Argument number one is, "Should the President be allowed to spy on terrorists in order to keep Americans safe?'
Argument number two is, "Should the President be required to act within the law, even when claiming to protect the American people?"
Obviously the first argument is the one that most conservatives prefer to engage in. They are much less interested in the implications of whether or not the President has the legal authority to do what he is doing (he doesn't). They don't want to have to grapple with this question - "The President could get all the warrants he needed through the system as it is set up. Why did he have to go around it?"
Well we get one answer from Linda Chavez's latest article.
Which of these two alternatives will make America safer? The United States government will intercept communications from al Qaeda operatives overseas and their agents or enablers in the United States in the fastest, most efficient way possible, even if it means not obtaining a warrant beforehand.

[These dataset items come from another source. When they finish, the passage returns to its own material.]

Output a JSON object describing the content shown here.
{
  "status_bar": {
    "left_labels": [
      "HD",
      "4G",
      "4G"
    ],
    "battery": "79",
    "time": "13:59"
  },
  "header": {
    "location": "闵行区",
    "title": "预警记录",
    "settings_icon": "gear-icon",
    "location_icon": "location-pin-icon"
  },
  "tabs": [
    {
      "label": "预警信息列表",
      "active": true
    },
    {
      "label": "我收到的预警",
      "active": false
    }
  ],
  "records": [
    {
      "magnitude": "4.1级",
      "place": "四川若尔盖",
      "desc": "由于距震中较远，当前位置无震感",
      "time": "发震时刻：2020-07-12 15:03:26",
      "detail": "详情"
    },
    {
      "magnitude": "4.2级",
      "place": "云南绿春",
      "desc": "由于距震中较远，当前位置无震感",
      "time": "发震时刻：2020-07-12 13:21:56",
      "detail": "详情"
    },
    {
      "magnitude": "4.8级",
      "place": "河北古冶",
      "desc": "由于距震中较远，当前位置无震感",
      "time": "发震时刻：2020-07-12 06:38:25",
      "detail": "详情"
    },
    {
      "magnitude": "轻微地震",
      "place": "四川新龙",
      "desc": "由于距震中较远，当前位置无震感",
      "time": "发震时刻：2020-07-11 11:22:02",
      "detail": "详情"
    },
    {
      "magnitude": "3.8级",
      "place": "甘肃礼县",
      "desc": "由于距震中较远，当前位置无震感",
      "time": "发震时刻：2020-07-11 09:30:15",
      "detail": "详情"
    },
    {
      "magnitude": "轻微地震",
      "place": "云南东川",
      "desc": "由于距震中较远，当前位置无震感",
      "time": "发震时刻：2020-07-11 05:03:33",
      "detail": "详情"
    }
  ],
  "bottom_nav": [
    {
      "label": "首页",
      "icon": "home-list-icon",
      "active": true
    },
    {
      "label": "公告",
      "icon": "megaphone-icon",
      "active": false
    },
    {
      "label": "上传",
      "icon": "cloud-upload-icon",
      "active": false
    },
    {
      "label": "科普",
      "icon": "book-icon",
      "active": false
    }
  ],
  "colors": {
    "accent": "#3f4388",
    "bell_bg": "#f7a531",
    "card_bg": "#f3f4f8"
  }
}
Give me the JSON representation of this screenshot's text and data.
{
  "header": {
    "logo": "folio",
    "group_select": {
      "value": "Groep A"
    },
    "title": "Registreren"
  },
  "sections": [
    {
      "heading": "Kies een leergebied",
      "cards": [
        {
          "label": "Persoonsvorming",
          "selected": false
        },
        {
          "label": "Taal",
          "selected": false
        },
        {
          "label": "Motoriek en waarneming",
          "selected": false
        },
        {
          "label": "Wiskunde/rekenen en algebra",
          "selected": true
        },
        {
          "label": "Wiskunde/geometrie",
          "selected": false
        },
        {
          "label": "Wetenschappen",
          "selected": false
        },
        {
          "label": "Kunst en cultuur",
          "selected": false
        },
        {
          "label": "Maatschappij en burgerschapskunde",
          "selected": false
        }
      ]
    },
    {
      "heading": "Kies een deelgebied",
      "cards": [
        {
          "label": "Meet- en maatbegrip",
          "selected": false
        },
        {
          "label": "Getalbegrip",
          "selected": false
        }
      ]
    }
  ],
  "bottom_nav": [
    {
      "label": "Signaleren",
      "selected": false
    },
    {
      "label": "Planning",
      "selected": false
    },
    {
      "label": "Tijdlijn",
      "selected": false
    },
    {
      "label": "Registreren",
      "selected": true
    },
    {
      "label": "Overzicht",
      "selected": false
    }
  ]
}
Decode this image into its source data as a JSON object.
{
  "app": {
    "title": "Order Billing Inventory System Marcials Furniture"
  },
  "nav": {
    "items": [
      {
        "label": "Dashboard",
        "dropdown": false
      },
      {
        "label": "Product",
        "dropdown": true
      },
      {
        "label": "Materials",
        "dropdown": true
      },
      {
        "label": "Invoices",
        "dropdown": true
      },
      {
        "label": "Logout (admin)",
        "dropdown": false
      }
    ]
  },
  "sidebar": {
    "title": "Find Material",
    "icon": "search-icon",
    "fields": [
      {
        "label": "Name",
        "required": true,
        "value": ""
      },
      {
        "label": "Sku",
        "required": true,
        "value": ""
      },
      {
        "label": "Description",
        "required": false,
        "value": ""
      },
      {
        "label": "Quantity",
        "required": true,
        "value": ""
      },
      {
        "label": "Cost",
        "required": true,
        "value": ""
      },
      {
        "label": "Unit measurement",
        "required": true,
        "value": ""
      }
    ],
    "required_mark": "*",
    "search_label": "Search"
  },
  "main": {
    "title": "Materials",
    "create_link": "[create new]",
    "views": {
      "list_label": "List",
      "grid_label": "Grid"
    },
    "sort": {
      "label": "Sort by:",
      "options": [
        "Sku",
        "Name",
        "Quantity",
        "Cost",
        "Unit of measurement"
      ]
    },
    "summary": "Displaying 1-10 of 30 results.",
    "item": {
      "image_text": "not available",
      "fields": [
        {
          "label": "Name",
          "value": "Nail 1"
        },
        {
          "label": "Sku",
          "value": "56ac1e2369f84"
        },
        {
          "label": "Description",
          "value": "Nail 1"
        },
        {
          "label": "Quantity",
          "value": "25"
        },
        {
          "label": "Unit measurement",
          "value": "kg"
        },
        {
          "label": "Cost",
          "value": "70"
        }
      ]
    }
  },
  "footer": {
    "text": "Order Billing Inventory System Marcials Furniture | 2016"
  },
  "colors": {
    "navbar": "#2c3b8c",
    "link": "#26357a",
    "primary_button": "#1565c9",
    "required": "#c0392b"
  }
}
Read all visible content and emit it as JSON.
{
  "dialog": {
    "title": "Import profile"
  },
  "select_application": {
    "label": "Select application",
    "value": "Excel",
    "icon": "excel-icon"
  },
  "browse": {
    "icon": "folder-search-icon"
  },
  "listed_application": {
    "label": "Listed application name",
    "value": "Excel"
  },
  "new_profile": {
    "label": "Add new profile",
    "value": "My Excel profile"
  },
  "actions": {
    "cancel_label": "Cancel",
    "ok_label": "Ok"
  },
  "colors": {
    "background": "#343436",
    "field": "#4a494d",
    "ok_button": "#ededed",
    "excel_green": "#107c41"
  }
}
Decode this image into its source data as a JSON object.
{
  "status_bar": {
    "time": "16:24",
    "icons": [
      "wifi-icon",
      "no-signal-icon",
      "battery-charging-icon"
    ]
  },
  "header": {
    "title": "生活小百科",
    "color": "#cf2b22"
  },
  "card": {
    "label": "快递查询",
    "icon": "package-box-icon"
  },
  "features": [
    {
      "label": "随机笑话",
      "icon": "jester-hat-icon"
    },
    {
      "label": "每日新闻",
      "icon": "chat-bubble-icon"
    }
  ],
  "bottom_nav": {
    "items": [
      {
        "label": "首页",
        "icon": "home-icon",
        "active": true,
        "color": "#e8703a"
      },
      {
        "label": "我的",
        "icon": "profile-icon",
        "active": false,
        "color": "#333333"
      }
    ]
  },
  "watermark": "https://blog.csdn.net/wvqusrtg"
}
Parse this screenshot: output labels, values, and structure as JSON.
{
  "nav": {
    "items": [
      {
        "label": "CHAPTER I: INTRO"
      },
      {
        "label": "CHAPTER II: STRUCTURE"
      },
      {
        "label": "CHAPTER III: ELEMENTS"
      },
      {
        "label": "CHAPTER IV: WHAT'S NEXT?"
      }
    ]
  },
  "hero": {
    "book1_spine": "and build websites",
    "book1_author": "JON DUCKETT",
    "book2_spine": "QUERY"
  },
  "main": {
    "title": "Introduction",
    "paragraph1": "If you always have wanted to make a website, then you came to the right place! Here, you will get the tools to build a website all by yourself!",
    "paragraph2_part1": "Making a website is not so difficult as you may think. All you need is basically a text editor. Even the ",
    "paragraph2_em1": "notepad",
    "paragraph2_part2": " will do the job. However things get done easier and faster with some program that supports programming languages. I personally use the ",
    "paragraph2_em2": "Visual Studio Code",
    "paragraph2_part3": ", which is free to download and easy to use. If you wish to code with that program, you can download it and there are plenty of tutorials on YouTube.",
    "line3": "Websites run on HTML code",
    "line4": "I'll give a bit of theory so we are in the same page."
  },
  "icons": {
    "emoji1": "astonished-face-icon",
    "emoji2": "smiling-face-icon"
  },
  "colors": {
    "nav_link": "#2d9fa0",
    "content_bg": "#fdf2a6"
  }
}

Or, if the government wants to intercept phone calls or e-mails between al Qaeda operatives overseas and their agents or enablers on American soil, government lawyers will have to spend hours, days, perhaps even weeks compiling legal arguments and factual evidence of the kind and quality that would hold up in court should any of the parties ever later be charged with a crime in U.S. courts.This is a smokescreen of course, but it is also an answer. I think Democrats have been pretty good about explaining that you can get a warrant up to 72 hours after the wiretapping, and that these requests for wiretaps are seldom refused, so the substance of this argument would appear to be, it's just a lot of extra paper work.
Well that's to bad. But, as I saw on a bumper sticker once, freedom isn't free.